Musings on Mortality and Sausages

This morning  I went to collect cash from the ATM. At 8.30 there was already a queue, with two people in front of me and two behind me by the time I finished. Despite what the shops and banks keep telling us, people still want cash.

 I was in the shop for 9.00 and, with a coffee on the desk, was answering queries from eBay users. In general, eBay users who ask questions fall into five categories. One is buyers who are reasonably intelligent and ask useful questions. These form about 10% of all enquiries. We didn’t have any of these this morning.

Some, possibly 5%, are enquiries about deliveries. We had one this morning, because the post has been erratic  during lockdown. By the miracle of the internet I was able to put the tracking number into the Irish postal system and find that it has been sorted in Dublin and is out for delivery.

Another 10% make ridiculous low offers. We had a couple of these on Saturday but none this morning.

Another 10% ask questions that they could have answered themselves if they had read the description properly. We had one of these this morning.

That, as you have no doubt already calculated, leaves 65%. These are enquiries made by people who would at one time have found employment as village idiots. Thanks to the internet they are now able to extend their reach and disturb my morning from many miles away.

The rest of the day went quite smoothly, until I returned home. The gardeners had returned to finish the clearing, and had filled the skip, including a lot of roofing felt. You can’t put roofing felt into a skip these days, along with a lot of other things, so I had to set to and remove it all. This was tricky as it was in many pieces and much of it was still attached to parts of the shed roof. However, I am glad to report that my hands worked well, my back stood up to the strain and I managed to get all the felt out.

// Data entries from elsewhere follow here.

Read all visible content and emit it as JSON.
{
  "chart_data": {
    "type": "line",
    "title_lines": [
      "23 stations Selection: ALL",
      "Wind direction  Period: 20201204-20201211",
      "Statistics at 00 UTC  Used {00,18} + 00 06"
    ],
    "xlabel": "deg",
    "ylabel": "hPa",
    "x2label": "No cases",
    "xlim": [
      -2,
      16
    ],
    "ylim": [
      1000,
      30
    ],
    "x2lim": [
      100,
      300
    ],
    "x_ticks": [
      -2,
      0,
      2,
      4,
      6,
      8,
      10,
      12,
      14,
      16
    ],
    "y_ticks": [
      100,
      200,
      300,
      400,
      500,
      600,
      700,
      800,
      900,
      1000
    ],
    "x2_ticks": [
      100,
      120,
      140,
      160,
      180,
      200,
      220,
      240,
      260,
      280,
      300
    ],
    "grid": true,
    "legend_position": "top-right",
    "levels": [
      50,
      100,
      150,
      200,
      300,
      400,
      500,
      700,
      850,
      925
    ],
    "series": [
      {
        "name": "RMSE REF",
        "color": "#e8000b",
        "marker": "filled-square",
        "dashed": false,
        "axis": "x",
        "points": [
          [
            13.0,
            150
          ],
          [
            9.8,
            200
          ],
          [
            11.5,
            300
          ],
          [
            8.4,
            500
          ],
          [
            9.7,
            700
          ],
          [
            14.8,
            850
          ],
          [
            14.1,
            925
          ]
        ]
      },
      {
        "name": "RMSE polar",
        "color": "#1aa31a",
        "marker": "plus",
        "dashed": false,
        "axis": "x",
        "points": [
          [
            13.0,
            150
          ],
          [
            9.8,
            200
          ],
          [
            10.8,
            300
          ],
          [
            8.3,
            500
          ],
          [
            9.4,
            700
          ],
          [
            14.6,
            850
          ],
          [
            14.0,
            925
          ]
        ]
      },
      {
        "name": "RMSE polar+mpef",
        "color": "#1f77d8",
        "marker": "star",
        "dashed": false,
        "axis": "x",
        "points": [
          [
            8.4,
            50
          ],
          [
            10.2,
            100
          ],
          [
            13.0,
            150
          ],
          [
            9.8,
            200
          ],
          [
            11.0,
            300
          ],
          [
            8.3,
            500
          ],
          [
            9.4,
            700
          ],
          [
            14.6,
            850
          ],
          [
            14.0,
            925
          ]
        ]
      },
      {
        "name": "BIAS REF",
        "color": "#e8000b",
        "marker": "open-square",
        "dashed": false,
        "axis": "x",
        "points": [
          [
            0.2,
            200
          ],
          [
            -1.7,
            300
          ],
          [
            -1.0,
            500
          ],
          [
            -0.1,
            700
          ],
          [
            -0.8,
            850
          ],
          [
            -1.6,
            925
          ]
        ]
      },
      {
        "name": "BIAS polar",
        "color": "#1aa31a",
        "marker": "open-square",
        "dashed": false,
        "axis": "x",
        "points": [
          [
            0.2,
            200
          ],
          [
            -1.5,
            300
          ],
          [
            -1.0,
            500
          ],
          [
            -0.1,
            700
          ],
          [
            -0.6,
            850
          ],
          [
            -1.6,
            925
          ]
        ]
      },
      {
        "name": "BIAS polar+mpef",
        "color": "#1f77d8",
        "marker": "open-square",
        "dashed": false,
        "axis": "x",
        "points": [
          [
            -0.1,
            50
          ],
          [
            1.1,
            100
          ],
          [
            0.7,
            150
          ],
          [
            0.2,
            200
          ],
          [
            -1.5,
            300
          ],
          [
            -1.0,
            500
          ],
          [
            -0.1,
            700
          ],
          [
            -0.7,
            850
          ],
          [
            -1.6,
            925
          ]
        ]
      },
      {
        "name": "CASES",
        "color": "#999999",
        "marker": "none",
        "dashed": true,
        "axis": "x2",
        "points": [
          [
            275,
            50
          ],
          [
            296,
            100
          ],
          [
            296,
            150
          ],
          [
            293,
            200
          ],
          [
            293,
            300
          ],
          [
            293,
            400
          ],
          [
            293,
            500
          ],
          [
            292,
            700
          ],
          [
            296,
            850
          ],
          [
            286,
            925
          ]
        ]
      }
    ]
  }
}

It was a minor victory. In fact, a few years ago it wouldn’t have counted as a victory at all, because I would have expected to be able to do it. A couple of years before that I would have demolished my own shed and wouldn’t have needed help. This is a picture of me in 2012. The contrast with the haggard me of 2020 is a bit of a worry.


This was a rugby club ID photo – I was much more colourful in those days, with a ruddy hue and ginger beard. I’m now pale and white, which reminds me – I had a look at yesterday’s foggy photo and have just noticed the decapitated scarecrow in the foreground. No wonder people have been saying it’s eerie. I missed that until today.

I am much more wrinkly than I was in 2012

I am much more wrinkly than I was in 2012

It’s a sombre thought on the impermanence of what we regard as a normal way of life. Tomorrow I will try for a more cheerful view.

Meanwhile, I will leave you with a header picture of a poppy purple poppy. I like purple poppies. I found it whilst looking through some old photos. They seem to have died off in the garden, but the memory lives on.

As an antidote to musings on mortality we had sausages for tea and followed them up with rhubarb and apple crumble. You can’t be serious while you’re eating sausages, which don’t really lend themselves to solemnity. Crumble, though lacking some of the comic potential of sausages is a similarly cheery food and should, in my view, be prescribed as a cure for depression.

I may actually launch a movement to deliver crumbles to neighbours. Unfortunately, in these days of Type 2 diabetes and rampant anti-sugarism it may open me up to accusations of attempted mass murder…



15 thoughts on “Musings on Mortality and Sausages

    1. quercuscommunity

      I belong to the last generation that had arithmetic beaten into them – before it was maths and definitely before teachers were banned from throwing board rubbers at pupils. 😉

  1. Lavinia Ross

    That is a most beautiful poppy photo!

    I agree with Laurie, that is a great photo of you from 2012. I had more color in my hair back in 2012 as well. You look like you could have been a relative on my father’s side. Many of the men looked that.

    Comfort food – mine falls in the protein and fat categories, and would say shrimp scampi or a good can of red salmon. Sardines are not far behind.

    1. quercuscommunity

      Your comfort food also seems quite healthy. 🙂 This is a good thing.

      In our family photos I don’t look much like anyone from the last two generations, but suddenly fit right in with the next generation.

  2. Laurie Graves

    Crumble—or crisp, as we call it—is bound to brighten the most dismal day. Great photo of you in your younger days. And, I haven’t used any cash since March. Who knows if I will ever use it again?

  3. tootlepedal

    It is sobering to me to think that I would almost certainly be part of that 65% when it comes to your line of business. I will make sure that I don’t call or email you. You have suffered enough with going white already.

    I have to disagree on the matter of crumble. To me, crumble is simply a way of making delicious fruit inedible. Mrs Tootlepedal likes crumble though so I have eaten a fair amount in my time.

    1. quercuscommunity

      This simply reinforces my belief that Mrs T is a jewel amongst women.

      With regard to the 65%, I promise you that you couldn’t descend to that level Your bicycle has an IQ higher than most of my eBay correspondents.